Cotton:
Cotton still staying around the 102 mark. Sentiment has really changed. The steam for the rally has temporarily run out, due to a combination of factors:
-India announced crops are a lot bigger than they thought.
-India stopped flip-flopping on whether or not they would hoard all their sugar longer to make sure they had enough for themselves. Now they're all like, "don't worry guys, we'll let you have sugar starting Nov.1.".
-End of quarter, so hedge funds who made a killing on the run up were booking their profits.
-Chinese traders are going on holiday Oct.1 - Oct.7, so trading is lightening up.

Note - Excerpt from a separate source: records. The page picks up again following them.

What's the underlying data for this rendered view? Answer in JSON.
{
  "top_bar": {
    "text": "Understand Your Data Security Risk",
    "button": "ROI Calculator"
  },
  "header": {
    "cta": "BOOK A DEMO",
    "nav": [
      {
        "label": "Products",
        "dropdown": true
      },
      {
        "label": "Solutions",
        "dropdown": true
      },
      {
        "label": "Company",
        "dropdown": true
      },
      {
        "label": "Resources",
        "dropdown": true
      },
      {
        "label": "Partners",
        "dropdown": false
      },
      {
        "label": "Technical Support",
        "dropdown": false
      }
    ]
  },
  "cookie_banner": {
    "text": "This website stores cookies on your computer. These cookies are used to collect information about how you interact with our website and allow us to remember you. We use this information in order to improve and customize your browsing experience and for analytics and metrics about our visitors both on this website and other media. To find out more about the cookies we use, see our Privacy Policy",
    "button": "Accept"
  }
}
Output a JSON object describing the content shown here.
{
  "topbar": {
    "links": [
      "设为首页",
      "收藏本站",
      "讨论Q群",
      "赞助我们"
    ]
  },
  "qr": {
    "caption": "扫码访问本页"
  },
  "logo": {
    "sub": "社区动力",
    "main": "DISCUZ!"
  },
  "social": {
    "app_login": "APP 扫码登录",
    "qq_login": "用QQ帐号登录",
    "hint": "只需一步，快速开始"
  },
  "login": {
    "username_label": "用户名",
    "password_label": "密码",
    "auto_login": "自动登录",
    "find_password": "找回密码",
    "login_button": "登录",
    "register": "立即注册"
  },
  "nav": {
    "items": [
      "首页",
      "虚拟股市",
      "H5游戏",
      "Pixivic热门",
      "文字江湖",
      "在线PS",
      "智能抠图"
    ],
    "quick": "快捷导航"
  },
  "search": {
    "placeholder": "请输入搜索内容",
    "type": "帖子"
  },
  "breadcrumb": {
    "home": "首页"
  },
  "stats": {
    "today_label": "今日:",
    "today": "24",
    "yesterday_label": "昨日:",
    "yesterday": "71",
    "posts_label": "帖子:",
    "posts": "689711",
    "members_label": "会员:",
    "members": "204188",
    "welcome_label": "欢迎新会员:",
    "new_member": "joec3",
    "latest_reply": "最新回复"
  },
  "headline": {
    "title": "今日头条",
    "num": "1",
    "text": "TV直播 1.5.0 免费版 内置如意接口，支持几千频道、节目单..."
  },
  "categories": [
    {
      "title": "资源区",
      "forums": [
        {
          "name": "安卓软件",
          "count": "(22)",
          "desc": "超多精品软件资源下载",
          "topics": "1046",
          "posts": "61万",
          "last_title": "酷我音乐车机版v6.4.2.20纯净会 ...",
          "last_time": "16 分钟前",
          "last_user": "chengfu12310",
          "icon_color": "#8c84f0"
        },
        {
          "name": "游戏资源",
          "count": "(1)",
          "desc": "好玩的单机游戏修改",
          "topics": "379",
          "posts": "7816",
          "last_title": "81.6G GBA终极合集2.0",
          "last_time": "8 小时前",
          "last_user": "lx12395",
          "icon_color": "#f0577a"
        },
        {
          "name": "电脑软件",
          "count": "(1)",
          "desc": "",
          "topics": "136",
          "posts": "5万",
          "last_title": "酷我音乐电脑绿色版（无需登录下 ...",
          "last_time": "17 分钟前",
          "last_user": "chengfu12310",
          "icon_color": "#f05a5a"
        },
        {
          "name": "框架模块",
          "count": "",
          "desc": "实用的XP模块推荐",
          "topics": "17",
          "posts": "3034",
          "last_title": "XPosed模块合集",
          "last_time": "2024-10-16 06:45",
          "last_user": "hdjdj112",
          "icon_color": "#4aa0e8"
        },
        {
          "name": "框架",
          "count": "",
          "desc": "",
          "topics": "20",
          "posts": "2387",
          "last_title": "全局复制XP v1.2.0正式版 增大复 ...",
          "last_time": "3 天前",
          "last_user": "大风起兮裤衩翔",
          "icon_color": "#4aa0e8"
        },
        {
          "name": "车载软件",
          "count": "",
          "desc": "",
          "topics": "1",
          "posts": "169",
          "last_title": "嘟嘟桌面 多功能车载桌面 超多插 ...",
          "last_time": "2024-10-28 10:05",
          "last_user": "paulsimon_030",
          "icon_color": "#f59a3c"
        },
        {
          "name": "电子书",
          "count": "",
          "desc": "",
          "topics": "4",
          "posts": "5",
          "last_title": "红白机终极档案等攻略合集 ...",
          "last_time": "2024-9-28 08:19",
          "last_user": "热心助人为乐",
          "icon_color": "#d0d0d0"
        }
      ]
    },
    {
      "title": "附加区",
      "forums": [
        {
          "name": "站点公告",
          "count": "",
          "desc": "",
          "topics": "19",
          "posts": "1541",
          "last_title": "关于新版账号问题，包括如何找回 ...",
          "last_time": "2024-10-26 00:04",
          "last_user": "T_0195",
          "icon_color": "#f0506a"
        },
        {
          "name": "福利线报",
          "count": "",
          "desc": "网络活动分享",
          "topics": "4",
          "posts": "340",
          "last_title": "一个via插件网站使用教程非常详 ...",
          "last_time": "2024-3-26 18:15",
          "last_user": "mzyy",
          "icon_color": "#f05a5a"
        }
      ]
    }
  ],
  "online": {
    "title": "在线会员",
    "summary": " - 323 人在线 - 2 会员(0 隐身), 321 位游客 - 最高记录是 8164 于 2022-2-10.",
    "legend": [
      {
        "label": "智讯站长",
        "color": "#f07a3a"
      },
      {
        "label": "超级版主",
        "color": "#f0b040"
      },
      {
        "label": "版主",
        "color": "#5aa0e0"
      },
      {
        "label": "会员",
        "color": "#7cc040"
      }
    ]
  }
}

The price still seems strong though, as it can't seem to break below the 100 barrier. I had an order in to exit my 120 calls at my entry price (0.60), but they still traded around 0.79-0.94 today. I may try to exit again in the morning, unless the futures drop below 100, then I'll wait until next week.
Sugar:
Huge drop in sugar, so I've already made 30% of my premium on my 35 cent calls. I feel quite safe in this trade now. News is out that the crops are going to be huge next year (I thought that a year ago, when prices were high and everyone was planting tons of sugar, everyone knew this would happen... I guess the weather still had to be good though). The futures rarely lie -- the futures being in backwardation foretold that this would occur. Easy trade, easy money.
Natural gas:
Okay, I'm all ready to *buy* a natural gas option as I mentioned before. Thursday's storage report showed higher than expected storage numbers. Storage levels are not quite as high as last year, but still way above average, and demand is still low. Futures price has dropped to 3.85 and is equivalent to the spot price -- no premium built in. I should buy right now, but I'm going to wait until Monday and buy if the price is still this low or lower - I'm hoping the price will drop to 3.50, but I'm afraid a rally will start anytime. The odds are good that the big funds will all be buying as usual in October in preparation for heating season when demand picks up. It's a bit of a gamble trade for me as I'll only have about 3 weeks until expiry on the options. The 1 ATM options will cost about $2000, and the futures price will have to rise 0.20 in those 3 weeks for me to break even. Then it's about $1000 in gains for every 0.10 rise in price ($10,000 for a $1 rise). I'm pretty sure that near the end of October, NG will be above $4, so I think it's a good "gambling" trade.